2 Les événements ayant mené aux mesures prises par l’employeur le 29 mars 2012 sont à la base des trois griefs dont je suis saisi.

3 Le premier grief, daté du 23 mars 2012, contestait [traduction] « une politique soutenue et constante de harcèlement et de discrimination de la part de la chef d’équipe [du fonctionnaire], Carmen Varao-Phillips (direction) à [son lieu de travail], en contravention du Code de valeurs et d’éthique de la fonction publique [le « Code d’éthique »] » (pièce U-1, onglet 1 (dossier de la CRTFP 566-02-7450)). Le fonctionnaire est noir;  il a émigré du Kenya il y a quelques années. Le grief ne prévoyait pas de mesure de redressement précise.

4 Le deuxième grief, daté du 27 mars 2012, contestait le fait qu’il avait [traduction] « fait l’objet de mesures disciplinaires injustes, en contravention des dispositions de la convention collective dans son ensemble et de toute politique pertinente » (pièce U-1, onglet 2 (dossier de la CRTFP 566-02-7449)). En guise de redressement, ce grief demandait que la lettre disciplinaire datée du 26 mars 2012 soit retirée du dossier personnel du fonctionnaire, et que toute autre mesure corrective soit prise pour l’indemniser intégralement.

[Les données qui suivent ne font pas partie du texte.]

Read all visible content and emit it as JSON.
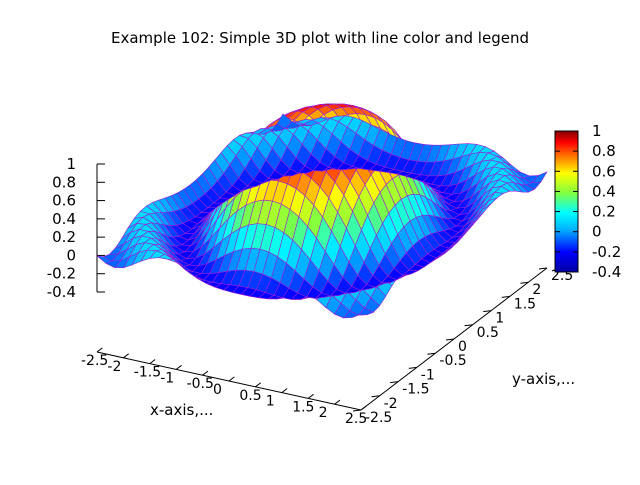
{
  "chart_data": {
    "type": "surface3d",
    "title": "Example 102: Simple 3D plot with line color and legend",
    "xlabel": "x-axis,...",
    "ylabel": "y-axis,...",
    "zlabel": "",
    "xlim": [
      -2.5,
      2.5
    ],
    "ylim": [
      -2.5,
      2.5
    ],
    "zlim": [
      -0.4,
      1
    ],
    "x_ticks": [
      "-2.5",
      "-2",
      "-1.5",
      "-1",
      "-0.5",
      "0",
      "0.5",
      "1",
      "1.5",
      "2",
      "2.5"
    ],
    "y_ticks": [
      "-2.5",
      "-2",
      "-1.5",
      "-1",
      "-0.5",
      "0",
      "0.5",
      "1",
      "1.5",
      "2",
      "2.5"
    ],
    "z_ticks": [
      "1",
      "0.8",
      "0.6",
      "0.4",
      "0.2",
      "0",
      "-0.2",
      "-0.4"
    ],
    "colorbar": {
      "range": [
        -0.4,
        1
      ],
      "ticks": [
        "1",
        "0.8",
        "0.6",
        "0.4",
        "0.2",
        "0",
        "-0.2",
        "-0.4"
      ]
    },
    "surface": {
      "function": "sin(r^2)/r^2, r^2 = x^2 + y^2",
      "grid_points": 31,
      "colormap": "jet",
      "mesh_line_color": "#9a1fd6"
    },
    "grid": false
  }
}
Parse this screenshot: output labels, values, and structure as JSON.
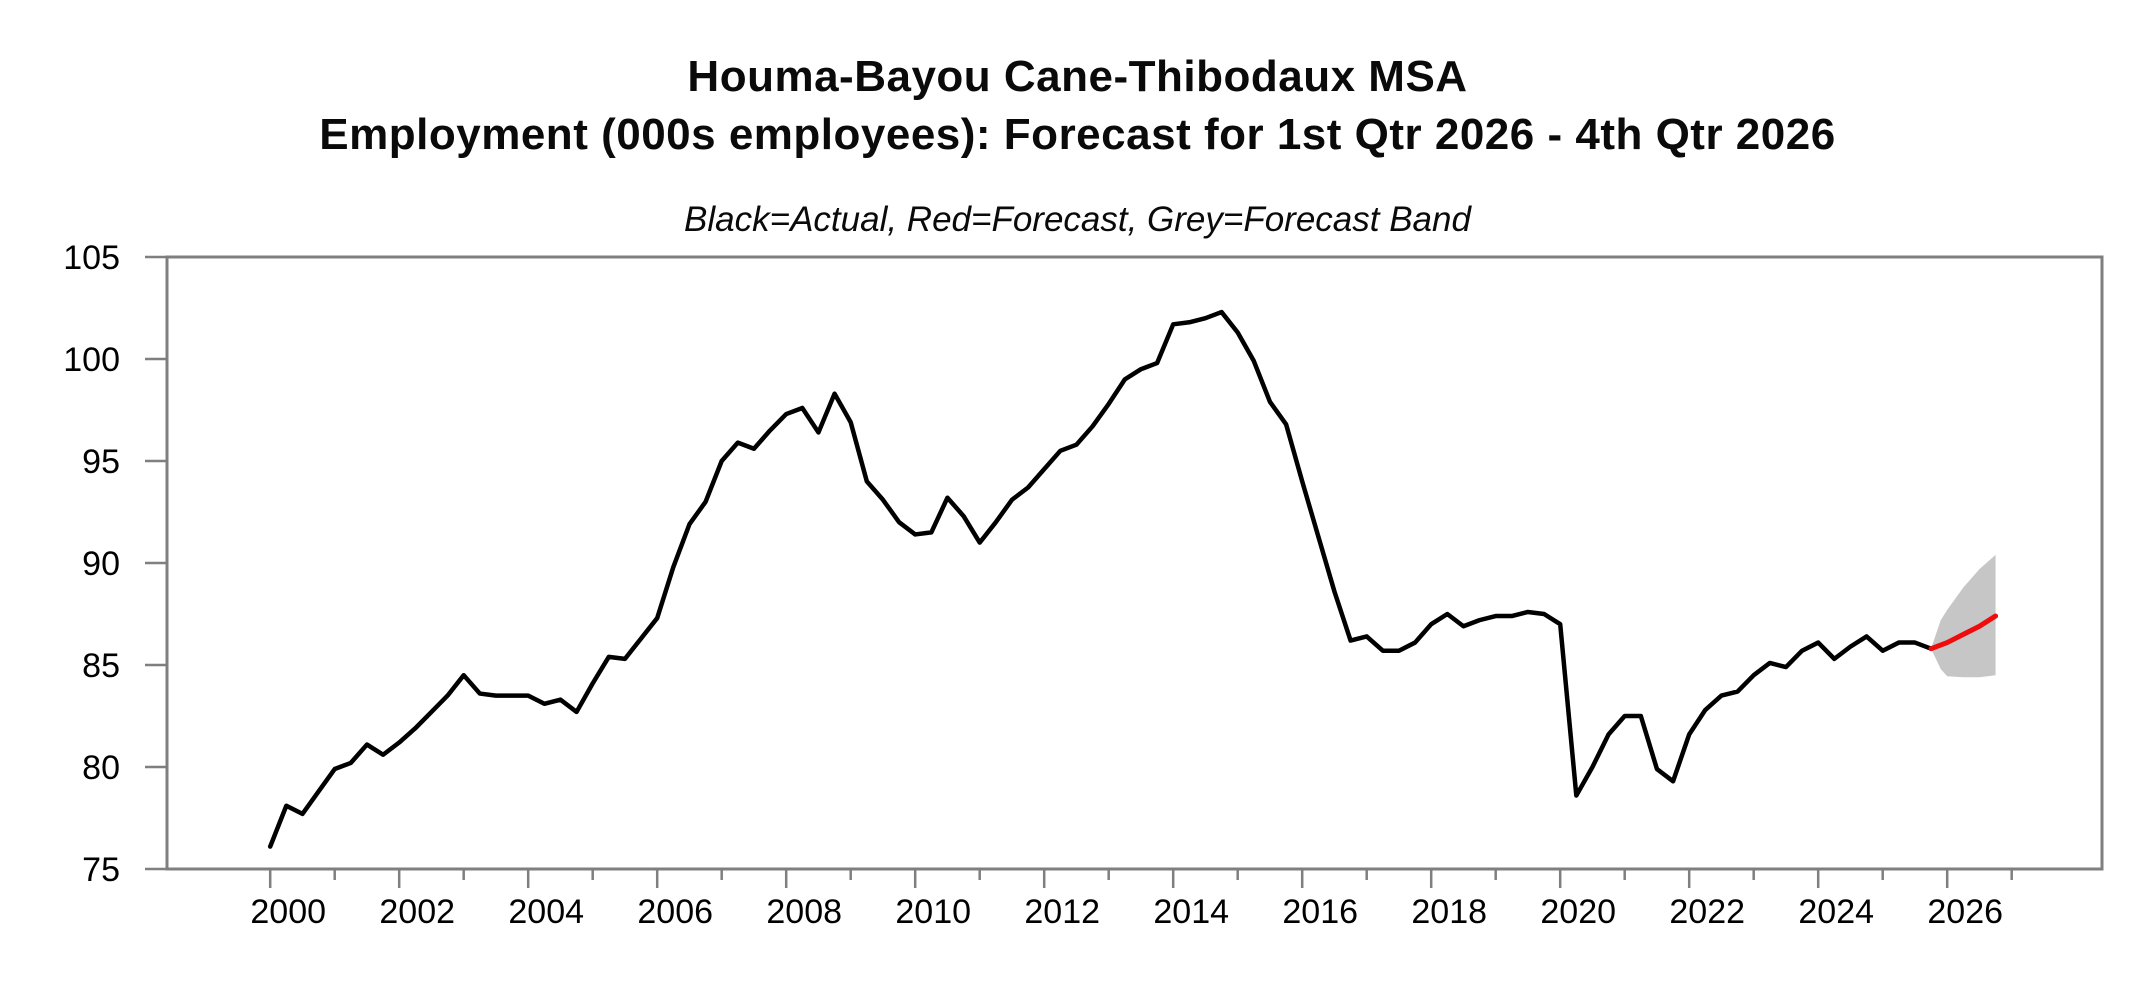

5 Dans son troisième grief, daté du 2 avril 2012, le fonctionnaire se plaignait du fait qu’il avait été [traduction] « licencié injustement, en contravention de la convention collective et de la Loi canadienne sur les droits de la personne » (pièce U-1, onglet 3 (dossier de la CRTFP 566-02-7448)). Ce grief visait à ce que le fonctionnaire obtienne les mesures de redressement suivantes :

[Traduction]

a. Que l’employeur supprime de mon dossier les lettres de mesure disciplinaire et de licenciement du 29 mars;

b. Que mon dossier soit épuré;

c. Que l’on me propose une prolongation de ma nomination d’une durée déterminée en fonction de mes qualifications et des prolongations offertes à mes collègues;

d. Que l’on m’accorde des dommages à la hauteur de mes droits en vertu de la Loi canadienne sur les droits de la personne;

e. Que l’on prenne toute autre mesure de redressement que l’arbitre de grief estime juste dans les circonstances.

6 Vers le 16 août 2012, on a aussi remis à la Commission canadienne des droits de la personne un avis concernant le grief de discrimination et de harcèlement du fonctionnaire (dossier de la CRTFP 566-02-7450). L’avis indiquait que le motif de distinction illicite impliquait l’employeur, qui, selon les allégations, [traduction] « avait fait preuve de discrimination à l’endroit de M. Teti en le traitant différemment et de façon négative en raison de sa race et de son origine nationale, en contravention de la Loi canadienne sur les droits de la personne ». En guise de mesures correctives, le fonctionnaire cherchait à obtenir ce qui suit :

a. que l’on annule la décision de ne pas renouveler la nomination d’une durée déterminée et que l’on indemnise intégralement le plaignant;

b. que l’on offre à M. Teti la même prolongation de la nomination d’une durée déterminée que ce qui a été offert à ses collègues;

c. que l’on retire les lettres disciplinaires du dossier de M. Teti;

d. que l’on accorde à M. Teti des dommages punitifs;

e. que l’on prenne toute autre mesure corrective jugée appropriée dans les circonstances.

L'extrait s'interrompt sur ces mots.